Horticulture meetings feature record number
of organic presentations

Researchers share findings on production issues, post-harvest management strategies and consumer preferences

By Laura Sayre

September 1, 2005: In another small but significant milestone for organic agriculture, the recent annual meeting of the American Society for Horticultural Science included 50 individual presentations on organic horticulture, with six multi-part sessions devoted entirely to organic topics and a further six organic presentations offered within other topical sessions. The increase reflects a developing recognition among horticultural researchers of the organic sector's commercial importance and of the wide array of potential research questions organic systems present.

One poster session was dedicated entirely to organic production issues. Posters were presented on weed management in organic bell peppers and sweet corn in Kentucky, potato leaf hopper damage in organic potatoes in New Jersey and organic high-tunnel tomato production in Pennsylvania and Maryland, among other topics. Researchers from Ohio State University reported that organic strawberries contained higher levels of antioxidants than conventional strawberries, although antioxidant levels varied more widely by variety than by management system.

Extension researchers in California measured residual soil nitrate in fall cabbage fields receiving supplemental N from seven different organic fertilizers, including feather and blood meals, and found that liquid fish waste resulted in the highest residual soil nitrate levels and the highest marketable yields. Jorge O'Ryan of the Universidad de las Americas in Santiago shared the results of a 2004 survey of Chilean organic vineyards, which currently make up two percent (approaching 2,000 ha, or 5,930 ac) of Chile's total vineyard area and enjoy ideal growing conditions.

A second poster session addressed the relationship between sustainable and organic agriculture and water utilization. Among other presentations, Hector Valenzuela of the University of Hawaii reported that rape cover crops and EM biostimulants increased yields and helped minimize pink root in sweet onions, while Olivia Riffo and Monica Ozores-Hampton showed that food waste compost could be substituted for peat as a potting mix ingredient for some annual ornamental crops in Florida.

From bananas to walnuts

In a session on tropical agriculture, J. Pablo Morales-Payan of the University of Florida outlined the key factors in the success of the organic banana sector in the Dominican Republic, which in 2004 reached 3,200 ha (7,907 ac) and 65 percent of total banana production in that country. In an oral session on pest management, William Coates of the University of California Cooperative Extension reported on an assessment of susceptibility to walnut husk fly among English walnut cultivars, noting that although kaolin and a combination of spinosad plus bait are effective against the pest, cultivars vary in the timing and degree of susceptibility. Kathleen Delate and colleagues at Iowa State University reported on a study of weed management in organic grapes in a poster session on viticulture.

An oral session devoted to organic horticulture featured reports on organic transition strategies for farms on the urban fringe, consumer responses to organic vs. conventional spinach, and the use of surface-banded poultry manure followed by wood chips to fertilize tangelo trees. Using a colorimetric assay for a marker transgene, researchers in Hawaii found that the primary source of GE contamination in organic papaya fields is unwitting use of contaminated seed rather than pollen drift. Other Hawaiian researchers reported that larger, better-quality ginger roots were obtained with organic soil amendments than with synthetic fertilizers. A group in Minnesota determined that transplanting was a viable production strategy for small acreage organic sweet corn, but that vinegar and acetic acid were not workable as organic herbicides for carrots and onions.

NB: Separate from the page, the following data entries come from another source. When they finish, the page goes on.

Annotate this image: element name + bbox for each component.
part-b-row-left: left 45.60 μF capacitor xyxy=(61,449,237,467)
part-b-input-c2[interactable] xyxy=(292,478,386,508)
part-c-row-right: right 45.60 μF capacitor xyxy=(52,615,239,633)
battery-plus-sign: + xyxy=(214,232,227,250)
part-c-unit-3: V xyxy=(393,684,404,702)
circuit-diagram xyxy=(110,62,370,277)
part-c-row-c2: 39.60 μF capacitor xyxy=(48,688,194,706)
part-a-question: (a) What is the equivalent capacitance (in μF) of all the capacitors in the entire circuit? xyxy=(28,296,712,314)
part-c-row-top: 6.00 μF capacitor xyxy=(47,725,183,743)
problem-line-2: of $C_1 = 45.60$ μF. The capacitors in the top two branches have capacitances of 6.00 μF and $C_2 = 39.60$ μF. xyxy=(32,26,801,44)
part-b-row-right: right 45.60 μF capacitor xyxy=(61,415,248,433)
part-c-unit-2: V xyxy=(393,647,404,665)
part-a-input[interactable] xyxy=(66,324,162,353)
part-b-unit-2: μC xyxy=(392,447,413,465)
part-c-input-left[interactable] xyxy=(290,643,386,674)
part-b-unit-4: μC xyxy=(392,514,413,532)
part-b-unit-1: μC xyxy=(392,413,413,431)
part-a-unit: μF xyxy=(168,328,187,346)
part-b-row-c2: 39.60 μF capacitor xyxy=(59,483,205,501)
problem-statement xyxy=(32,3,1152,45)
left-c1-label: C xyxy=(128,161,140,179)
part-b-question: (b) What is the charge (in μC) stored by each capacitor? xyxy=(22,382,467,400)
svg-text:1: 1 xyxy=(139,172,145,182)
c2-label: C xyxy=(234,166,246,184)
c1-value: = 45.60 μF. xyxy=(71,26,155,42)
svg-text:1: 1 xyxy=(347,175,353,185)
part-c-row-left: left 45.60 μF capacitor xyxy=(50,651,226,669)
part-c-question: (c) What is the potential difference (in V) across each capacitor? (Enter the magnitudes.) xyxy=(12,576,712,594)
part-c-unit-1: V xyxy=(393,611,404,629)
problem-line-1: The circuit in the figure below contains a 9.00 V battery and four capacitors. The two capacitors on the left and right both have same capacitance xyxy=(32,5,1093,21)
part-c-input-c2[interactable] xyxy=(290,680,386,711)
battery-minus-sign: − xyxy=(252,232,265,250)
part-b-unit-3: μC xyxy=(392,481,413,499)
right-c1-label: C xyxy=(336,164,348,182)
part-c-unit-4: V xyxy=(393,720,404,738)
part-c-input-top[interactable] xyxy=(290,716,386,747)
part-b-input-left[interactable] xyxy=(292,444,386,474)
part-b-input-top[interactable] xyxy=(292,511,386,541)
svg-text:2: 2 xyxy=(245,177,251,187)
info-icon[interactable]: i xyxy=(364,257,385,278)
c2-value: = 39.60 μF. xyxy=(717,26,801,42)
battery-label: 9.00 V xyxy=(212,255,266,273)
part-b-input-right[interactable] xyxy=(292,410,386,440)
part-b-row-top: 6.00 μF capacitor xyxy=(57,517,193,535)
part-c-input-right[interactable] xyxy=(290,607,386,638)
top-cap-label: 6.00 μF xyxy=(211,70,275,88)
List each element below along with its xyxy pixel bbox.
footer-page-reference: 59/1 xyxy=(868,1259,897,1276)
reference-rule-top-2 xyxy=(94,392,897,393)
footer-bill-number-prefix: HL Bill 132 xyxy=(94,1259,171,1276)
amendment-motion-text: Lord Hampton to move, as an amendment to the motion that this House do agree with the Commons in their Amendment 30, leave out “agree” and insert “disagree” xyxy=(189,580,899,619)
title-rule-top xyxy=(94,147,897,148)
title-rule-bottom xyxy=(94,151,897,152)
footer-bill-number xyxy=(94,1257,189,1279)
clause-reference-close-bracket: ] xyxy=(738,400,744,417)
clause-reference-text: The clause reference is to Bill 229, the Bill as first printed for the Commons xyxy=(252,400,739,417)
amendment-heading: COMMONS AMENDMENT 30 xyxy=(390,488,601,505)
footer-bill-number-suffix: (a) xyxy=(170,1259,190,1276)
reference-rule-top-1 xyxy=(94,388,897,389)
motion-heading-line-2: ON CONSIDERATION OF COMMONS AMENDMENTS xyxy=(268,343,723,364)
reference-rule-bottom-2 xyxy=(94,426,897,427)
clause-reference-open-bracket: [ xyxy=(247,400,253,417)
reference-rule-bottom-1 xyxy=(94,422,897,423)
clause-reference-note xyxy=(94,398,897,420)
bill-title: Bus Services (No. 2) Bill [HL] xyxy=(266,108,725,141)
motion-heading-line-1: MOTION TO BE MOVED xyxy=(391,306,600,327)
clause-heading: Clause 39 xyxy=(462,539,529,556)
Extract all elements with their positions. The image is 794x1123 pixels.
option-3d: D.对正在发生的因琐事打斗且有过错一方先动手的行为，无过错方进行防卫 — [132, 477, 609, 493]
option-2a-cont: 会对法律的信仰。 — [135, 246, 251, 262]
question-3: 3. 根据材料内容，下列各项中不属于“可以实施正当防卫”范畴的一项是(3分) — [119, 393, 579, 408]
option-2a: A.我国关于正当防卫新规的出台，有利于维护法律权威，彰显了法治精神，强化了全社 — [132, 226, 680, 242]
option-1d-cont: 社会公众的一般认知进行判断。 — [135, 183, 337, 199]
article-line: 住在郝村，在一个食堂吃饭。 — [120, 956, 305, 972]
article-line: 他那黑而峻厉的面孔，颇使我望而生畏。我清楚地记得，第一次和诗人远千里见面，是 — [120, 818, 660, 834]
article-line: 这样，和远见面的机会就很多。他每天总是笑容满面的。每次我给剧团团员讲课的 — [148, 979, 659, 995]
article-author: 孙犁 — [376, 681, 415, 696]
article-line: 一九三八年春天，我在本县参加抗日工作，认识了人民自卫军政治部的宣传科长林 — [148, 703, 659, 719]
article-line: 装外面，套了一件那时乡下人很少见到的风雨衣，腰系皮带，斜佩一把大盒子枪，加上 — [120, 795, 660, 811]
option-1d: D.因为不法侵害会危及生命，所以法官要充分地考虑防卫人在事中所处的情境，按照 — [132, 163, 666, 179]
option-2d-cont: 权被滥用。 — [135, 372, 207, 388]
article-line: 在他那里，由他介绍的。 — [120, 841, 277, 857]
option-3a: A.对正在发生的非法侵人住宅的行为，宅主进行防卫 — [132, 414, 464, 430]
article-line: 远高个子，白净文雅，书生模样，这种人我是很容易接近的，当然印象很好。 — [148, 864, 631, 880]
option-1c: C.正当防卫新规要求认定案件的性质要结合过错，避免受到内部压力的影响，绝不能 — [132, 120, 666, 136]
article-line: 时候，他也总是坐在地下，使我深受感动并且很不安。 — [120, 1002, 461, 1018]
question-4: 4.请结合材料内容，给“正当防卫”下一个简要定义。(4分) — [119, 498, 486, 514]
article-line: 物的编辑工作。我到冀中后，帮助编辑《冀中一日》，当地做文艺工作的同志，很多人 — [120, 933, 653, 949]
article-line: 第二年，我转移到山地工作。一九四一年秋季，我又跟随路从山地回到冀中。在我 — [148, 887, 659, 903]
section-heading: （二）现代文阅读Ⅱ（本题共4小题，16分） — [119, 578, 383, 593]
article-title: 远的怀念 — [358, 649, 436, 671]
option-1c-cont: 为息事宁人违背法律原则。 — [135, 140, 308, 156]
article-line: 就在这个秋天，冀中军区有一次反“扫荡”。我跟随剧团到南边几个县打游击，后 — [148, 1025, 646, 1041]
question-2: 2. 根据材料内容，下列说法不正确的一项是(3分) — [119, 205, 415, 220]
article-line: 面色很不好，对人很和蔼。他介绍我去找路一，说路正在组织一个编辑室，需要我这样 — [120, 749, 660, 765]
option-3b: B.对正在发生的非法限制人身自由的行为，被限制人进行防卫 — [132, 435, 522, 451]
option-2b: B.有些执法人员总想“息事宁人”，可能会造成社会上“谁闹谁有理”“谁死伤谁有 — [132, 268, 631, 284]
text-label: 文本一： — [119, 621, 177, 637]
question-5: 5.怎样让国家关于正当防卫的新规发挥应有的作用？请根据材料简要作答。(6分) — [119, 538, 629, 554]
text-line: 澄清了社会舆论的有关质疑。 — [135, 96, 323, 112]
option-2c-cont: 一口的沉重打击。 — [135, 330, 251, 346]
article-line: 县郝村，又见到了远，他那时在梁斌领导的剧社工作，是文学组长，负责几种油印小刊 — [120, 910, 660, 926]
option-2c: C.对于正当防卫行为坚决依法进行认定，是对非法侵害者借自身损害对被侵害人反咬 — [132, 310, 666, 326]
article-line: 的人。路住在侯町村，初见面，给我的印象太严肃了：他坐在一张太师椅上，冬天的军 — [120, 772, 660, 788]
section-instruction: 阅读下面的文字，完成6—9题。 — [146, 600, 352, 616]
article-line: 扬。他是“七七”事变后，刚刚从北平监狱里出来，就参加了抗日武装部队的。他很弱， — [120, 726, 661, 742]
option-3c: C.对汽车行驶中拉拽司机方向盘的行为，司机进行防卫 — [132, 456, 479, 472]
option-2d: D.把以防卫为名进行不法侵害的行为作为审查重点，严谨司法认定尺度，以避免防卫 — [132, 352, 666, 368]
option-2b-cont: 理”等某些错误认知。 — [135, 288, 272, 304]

Another workshop focused on post-harvest challenges and opportunities for organic agriculture. Researchers from the USDA-ARS station in Fort Pierce, Florida, reported that consumers could readily differentiate between organic and conventional tomatoes by smell or taste. Robert Prange of Agriculture and Agri Food Canada surveyed organic alternatives to control post-harvest decay, noting that controlled atmosphere technologies are the most promising and that continuous ethylene exposure, for instance, has been registered in Canada and the UK as an alternative to the chemical chlorpropham to control potato sprouting.

And from propagation to education

The Plant Propagation Working Group sponsored a workshop on organic vegetative propagation, inviting an open discussion of techniques and research related to the production of organically produced clonal propagules.

Finally, a three-hour session was devoted to the topic of curriculum development for organic horticulture. Researchers and educators from the University of California at Santa Cruz, North Carolina State University, the University of California at Davis, Michigan State University, the University of Florida, Kansas State University, the University of Minnesota, the University of Idaho, Oregon State University and Iowa State University outlined the challenges and successes of a variety of approaches to training and education in organic horticulture, from student organic farms to training sessions for farm apprentices to new undergraduate and graduate courses and programs. Participants described strong student demand for organic training and considerable success is establishing new programs despite downward budgetary pressures on horticulture programs in general.